Football

Football jokes

I am a George Formby fan, and I love football. My favourite manager was Arsène Wenger. My favourite referee was Collina. My favourite player was Dean Windas. So my favourite George Formby song was "Wenger, Collina, Windas."

Q: Why are the 49ers called the 49ers?

A: 'Cause they can't make it past the 50-yard line.

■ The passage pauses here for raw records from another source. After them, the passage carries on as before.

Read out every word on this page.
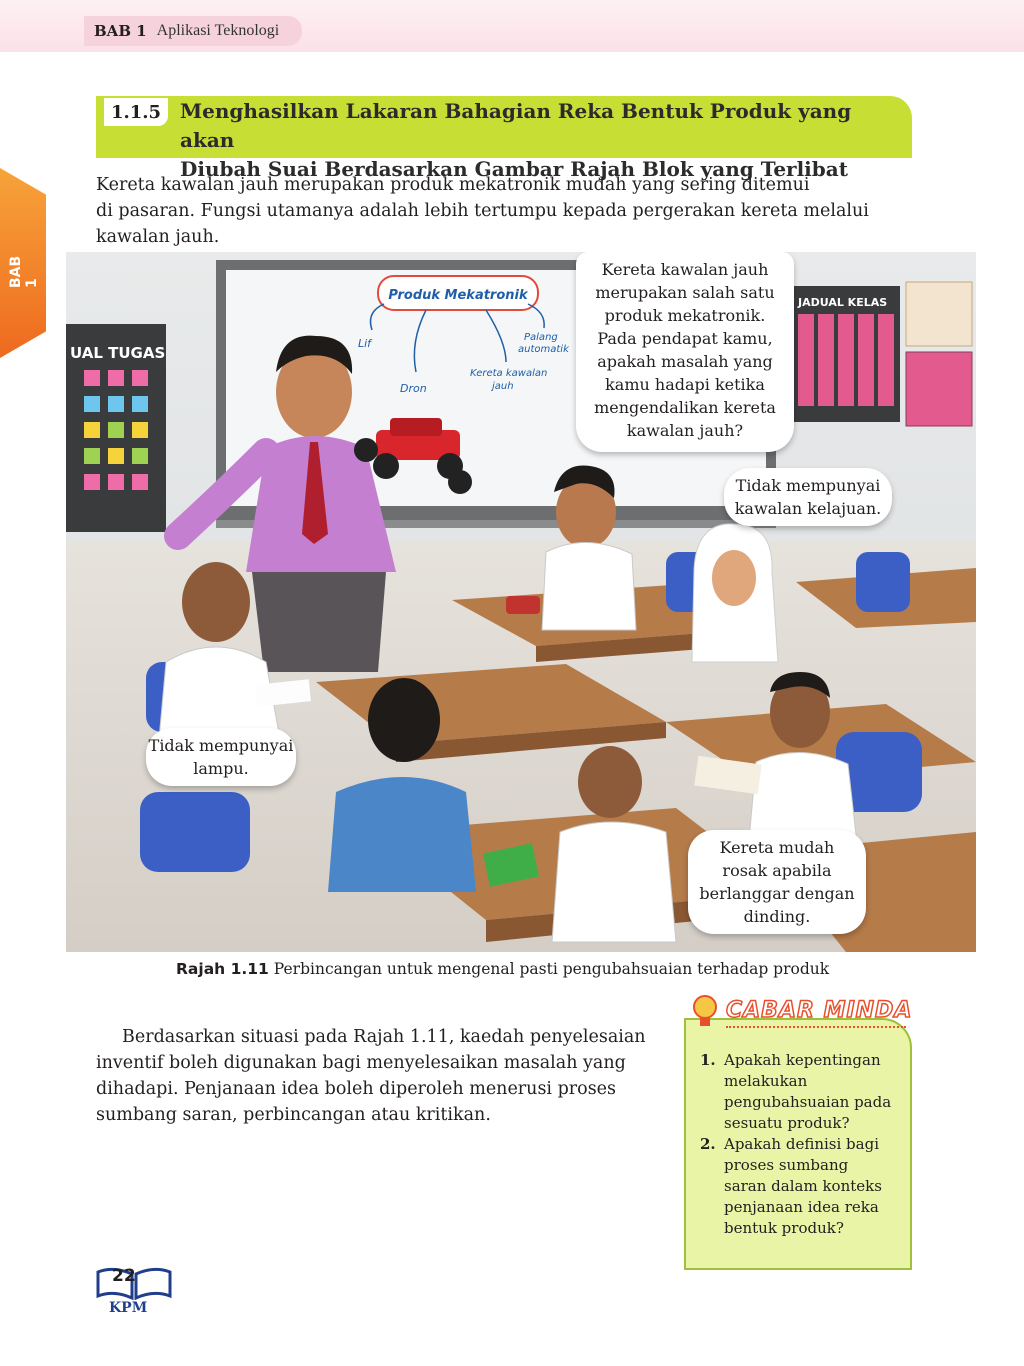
BAB 1 Aplikasi Teknologi
BAB 1
1.1.5 Menghasilkan Lakaran Bahagian Reka Bentuk Produk yang akan
Diubah Suai Berdasarkan Gambar Rajah Blok yang Terlibat
Kereta kawalan jauh merupakan produk mekatronik mudah yang sering ditemui
di pasaran. Fungsi utamanya adalah lebih tertumpu kepada pergerakan kereta melalui
kawalan jauh.
Produk Mekatronik
Lif
Dron
Kereta kawalan
jauh
Palang
automatik
UAL TUGAS
JADUAL KELAS
Kereta kawalan jauh
merupakan salah satu
produk mekatronik.
Pada pendapat kamu,
apakah masalah yang
kamu hadapi ketika
mengendalikan kereta
kawalan jauh?
Tidak mempunyai
kawalan kelajuan.
Tidak mempunyai
lampu.
Kereta mudah
rosak apabila
berlanggar dengan
dinding.
Rajah 1.11 Perbincangan untuk mengenal pasti pengubahsuaian terhadap produk
Berdasarkan situasi pada Rajah 1.11, kaedah penyelesaian
inventif boleh digunakan bagi menyelesaikan masalah yang
dihadapi. Penjanaan idea boleh diperoleh menerusi proses
sumbang saran, perbincangan atau kritikan.
CABAR MINDA
1. Apakah kepentingan
melakukan
pengubahsuaian pada
sesuatu produk?
2. Apakah definisi bagi
proses sumbang
saran dalam konteks
penjanaan idea reka
bentuk produk?
22
KPM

Doctor, what is wrong with me?

You will never be able to walk again. It ain't like with me on the field it would make the Miami Dolphins any better.

So, there was a kid named Bobby, and he was writing notes. He asked his mother, who was on a phone call, "what is one plus one?" She said, "I HATE YOU." Then he asked his brother what is 2 + 2, who was watching a Batman movie, said, "NU NU NU NU NU NU NU NU NU NU BATMAN!" Then he asked his dad what is 4 plus 4, who was playing football, said, "85 SMACK EM DOWN!" Then he asked his sister 8+8, (she was playing with barbies), and she said, "My buns are burning." Then he went to school and told her teacher the first note he wrote down. The teacher sent him to the principal’s office. The principal yelled, "WHO DO YOU THINK YOU ARE?!" Bobby said, "NU NU NU NU NU NU NU NU NU NU BATMAN!" The principal yelled, "HOW MANY SPANKINGS DO YOU WANT?!" Then he said, "85 SMACK EM DOWN!" Then he walked away from the principal’s office and said, "my buns are burning."

  • 5
  • Why couldn't the kid with Down syndrome play football?

    Because he got all the downs.

    What did Sally get for her birthday? A football!

    Only joking; she hasn't opened the box yet.

    Why does Barry Bannan laugh when he plays football?

    Because the grass tickles his balls because he's so short.

    Did you hear the score in the Egypt vs Ethiopia football game? Egypt 8, Ethiopia didn't.